Carl F. H. Henry wrote in his magnum opus God, Revelation, and Authority (Crossway, 1999), 4:56:
In many ways the early Christians undoubtedly reflected the sociological context in which they lived. Presumably the disciples and apostles followed current modes of dress, hair-styling, as well as other social customs; their public attestation of Christian faith surely did not escape some cultural conditioning of language and idiom, manner and mores. Yet we know too little about sociological conditions in the first-century Greco-Roman world to draw up any confident listing of what must and must not have been merely cultural behavior on the part of the early Christians.
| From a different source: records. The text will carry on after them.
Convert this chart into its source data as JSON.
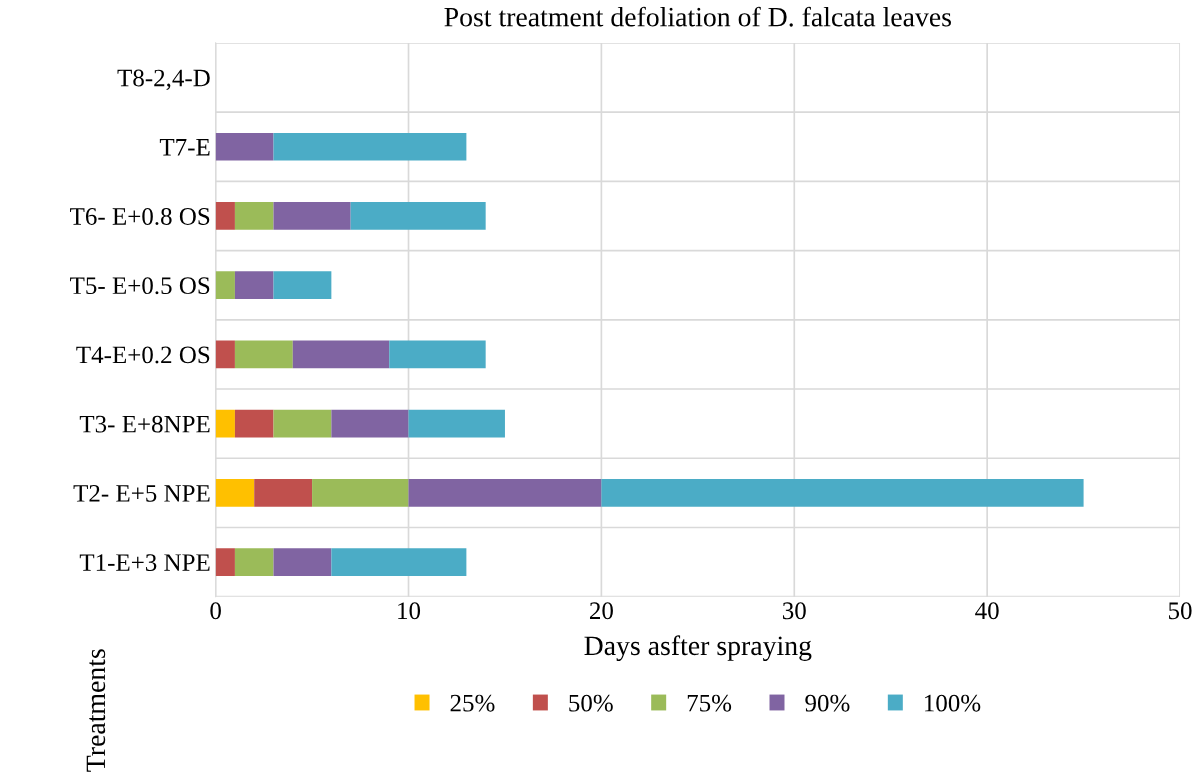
{
  "chart_data": {
    "type": "bar",
    "orientation": "horizontal",
    "stacked": true,
    "title": "Post treatment defoliation of D. falcata leaves",
    "xlabel": "Days asfter spraying",
    "ylabel": "Treatments",
    "categories": [
      "T8-2,4-D",
      "T7-E",
      "T6- E+0.8 OS",
      "T5- E+0.5 OS",
      "T4-E+0.2 OS",
      "T3- E+8NPE",
      "T2- E+5 NPE",
      "T1-E+3 NPE"
    ],
    "series": [
      {
        "name": "25%",
        "color": "#ffc000",
        "values": [
          0,
          0,
          0,
          0,
          0,
          1,
          2,
          0
        ]
      },
      {
        "name": "50%",
        "color": "#c0504d",
        "values": [
          0,
          0,
          1,
          0,
          1,
          2,
          3,
          1
        ]
      },
      {
        "name": "75%",
        "color": "#9bbb59",
        "values": [
          0,
          0,
          2,
          1,
          3,
          3,
          5,
          2
        ]
      },
      {
        "name": "90%",
        "color": "#8064a2",
        "values": [
          0,
          3,
          4,
          2,
          5,
          4,
          10,
          3
        ]
      },
      {
        "name": "100%",
        "color": "#4bacc6",
        "values": [
          0,
          10,
          7,
          3,
          5,
          5,
          25,
          7
        ]
      }
    ],
    "xlim": [
      0,
      50
    ],
    "xticks": [
      0,
      10,
      20,
      30,
      40,
      50
    ],
    "grid": true,
    "legend": "bottom"
  }
}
Even if we conclude that some given practice is culturally derived, where such a practice was followed or avoided as a higher matter of Christian duty, we still face the implicit recognition of an eternally valid moral principle grounded in divine revelation. The expression of that principle might indeed vary from culture to culture, but that variation would not lessen the principle’s significance simply to a matter of sociological conformity.
While I think modern discoveries will continue to bring new clarity to the Greco-Roman world of the New Testament, Henry’s main point is an important one. Despite the many discontinuities that exist between the NT culture and our own, we discover in Scripture certain ethical contexts where “an eternally valid moral principle” is in play, a principle that can be discerned and then given a modern application. The pastor’s task is to answer these questions, writes Henry: “What permanent principle undergirds the apostolic teaching? Is that principle best promoted today by the practice or procedure indicated in apostolic times? If it is not, what alternative preserves the biblical intention?”